If you are only familiar with Obi-Wan from his appearances in the original trilogy of movies, this book may not resonate with you. However, if you are a fan of the prequel trilogy, and especially the animated series "The Clone Wars," then this book will give you a powerful insight into the mind of Obi-Wan as he comes to grip with what has happened to his world in the past few months. You can almost feel the sadness rolling off of him as he interacts with his new surroundings. Vowing the life of a hermit, his one goal is to watch after Luke. What could possibly be difficult about that?
As it turns out, it is incredibly difficult. Owen Lars, Luke's uncle, does not like "Ben" (Obi-Wan changed his name) hanging around too much. He feels the Jedi will attract trouble and interfere with his farm. Obi-Wan relents and moves to the far side of the desert. Finding an empty house, he begins the process of making it into a home.
From here we are introduced to the rest of the dramatis personae. Annileen Calwell, a general store owner, and her two children Jabe and Kallie. Orrin Gault, a moisture farmer and something of a town leader. His two kids Mullen and Veeka. A'Yark, Tusken raider and clan leader. That's right, I said Tusken. Sandpeople. What story set on Tatooine would be complete without Sandpeople?

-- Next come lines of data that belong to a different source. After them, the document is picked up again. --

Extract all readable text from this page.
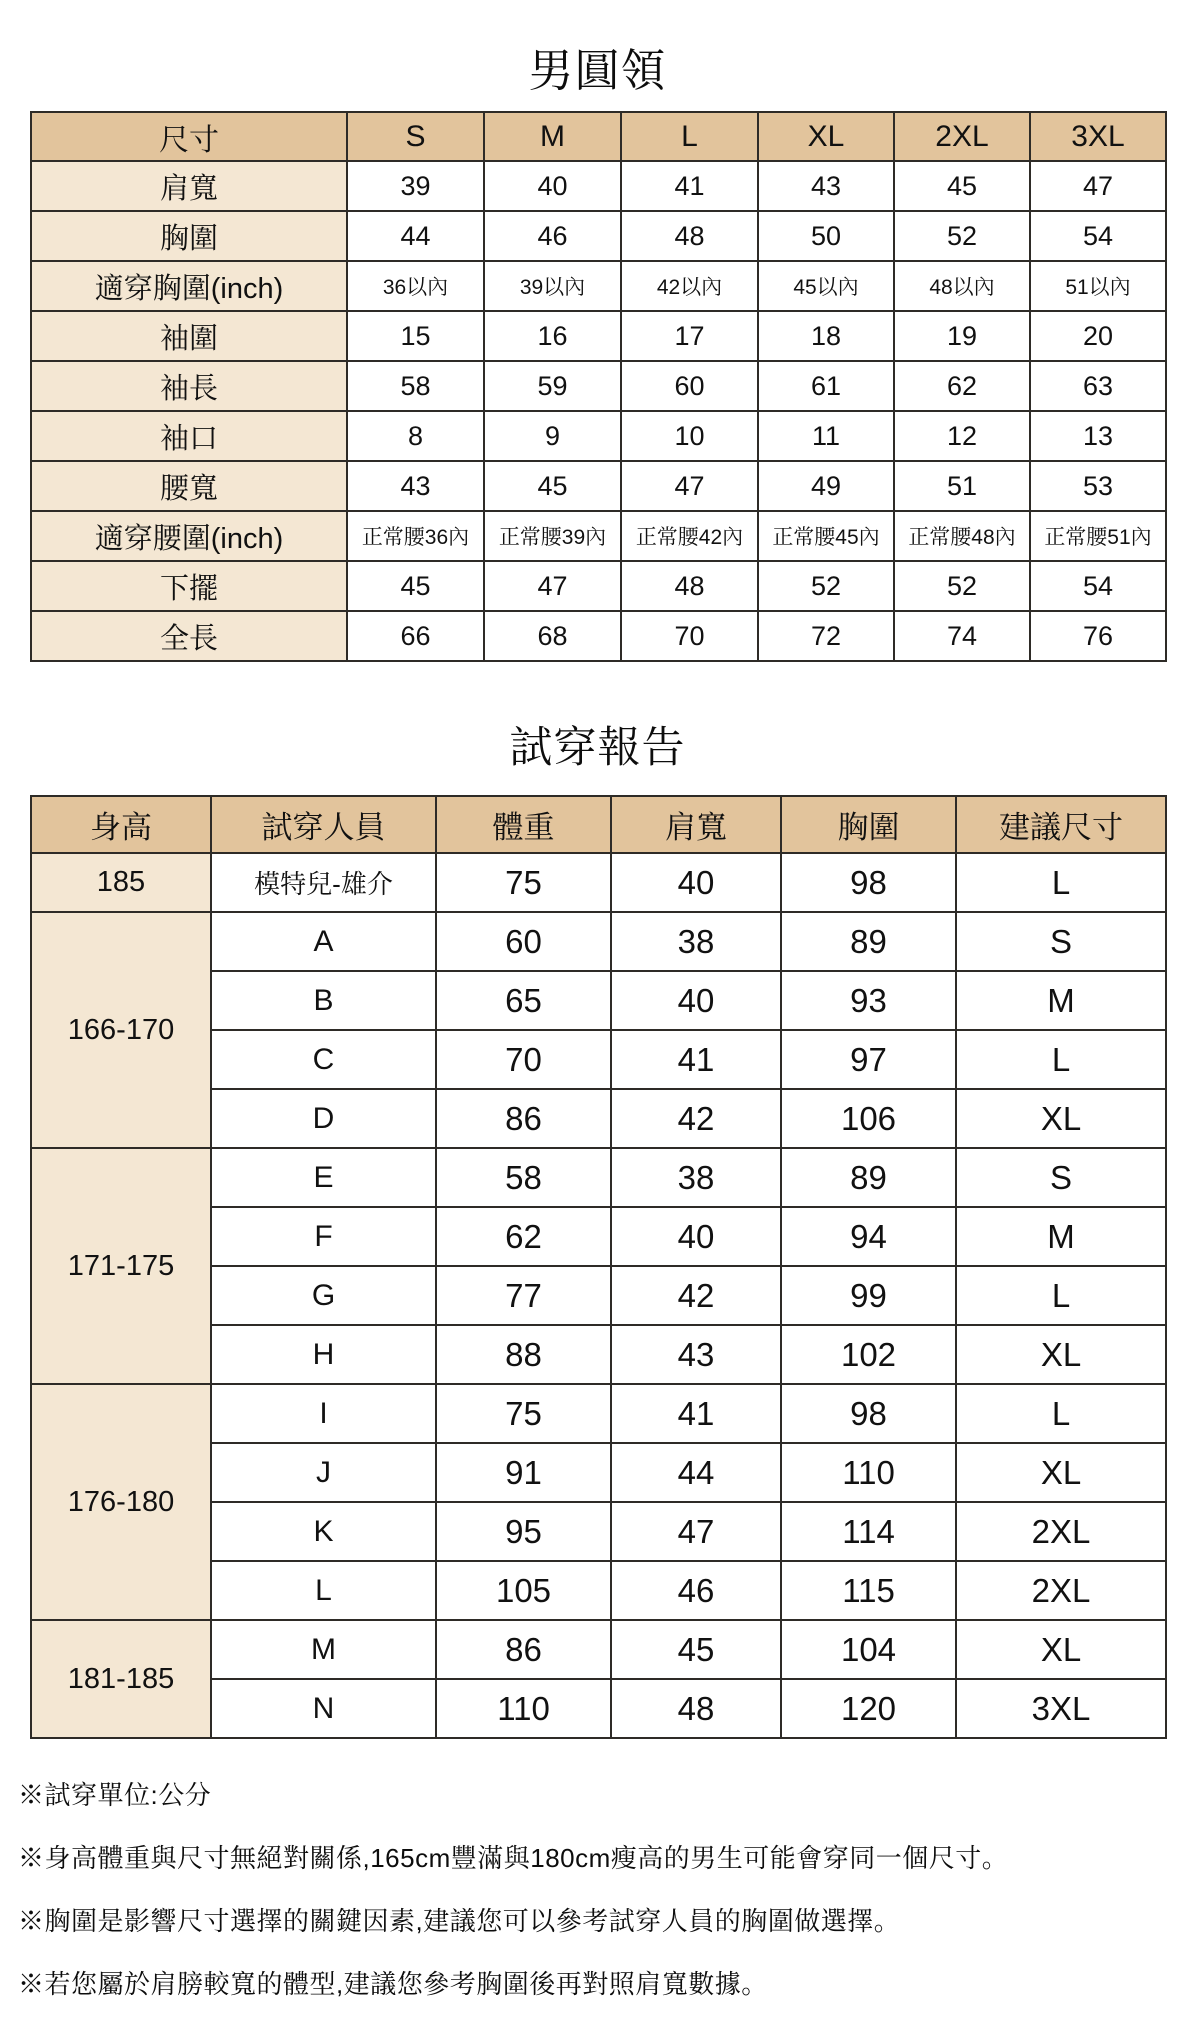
男圓領
尺寸	S	M	L	XL	2XL	3XL
肩寬	39	40	41	43	45	47
胸圍	44	46	48	50	52	54
適穿胸圍(inch)	36以內	39以內	42以內	45以內	48以內	51以內
袖圍	15	16	17	18	19	20
袖長	58	59	60	61	62	63
袖口	8	9	10	11	12	13
腰寬	43	45	47	49	51	53
適穿腰圍(inch)	正常腰36內	正常腰39內	正常腰42內	正常腰45內	正常腰48內	正常腰51內
下擺	45	47	48	52	52	54
全長	66	68	70	72	74	76
試穿報告
身高	試穿人員	體重	肩寬	胸圍	建議尺寸
185	模特兒-雄介	75	40	98	L
166-170	A	60	38	89	S
	B	65	40	93	M
	C	70	41	97	L
	D	86	42	106	XL
171-175	E	58	38	89	S
	F	62	40	94	M
	G	77	42	99	L
	H	88	43	102	XL
176-180	I	75	41	98	L
	J	91	44	110	XL
	K	95	47	114	2XL
	L	105	46	115	2XL
181-185	M	86	45	104	XL
	N	110	48	120	3XL

※試穿單位:公分

※身高體重與尺寸無絕對關係,165cm豐滿與180cm瘦高的男生可能會穿同一個尺寸。

※胸圍是影響尺寸選擇的關鍵因素,建議您可以參考試穿人員的胸圍做選擇。

※若您屬於肩膀較寬的體型,建議您參考胸圍後再對照肩寬數據。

The story continues on with Annileen playing the part of the strong, yet vulnerable, pioneer woman. Orrin plays the part of the self-important rancher and A'Yark is the Native American with strange customs and traditions that keeps the Tuskens locked in conflict with the settlers. The author states in his acknowledgments that this novel was intended to be Star Wars as a western and he suceeded in translating this genre into a galaxy far, far away.
I won't give away the plot, and really, the plot is secondary to Kenobi's adjustment to post-Jedi life. He exudes sadness and loss through the whole story yet still finds the strength to act when needed. If you are a Star Wars fan, especially a prequel and Clone Wars fan, this book will help you bridge the wide gap between episodes III and IV. I recommend you pick it up and read it soon as the next Star Wars novel lands in early October and will be centered around Luke's sister, Princess Leia.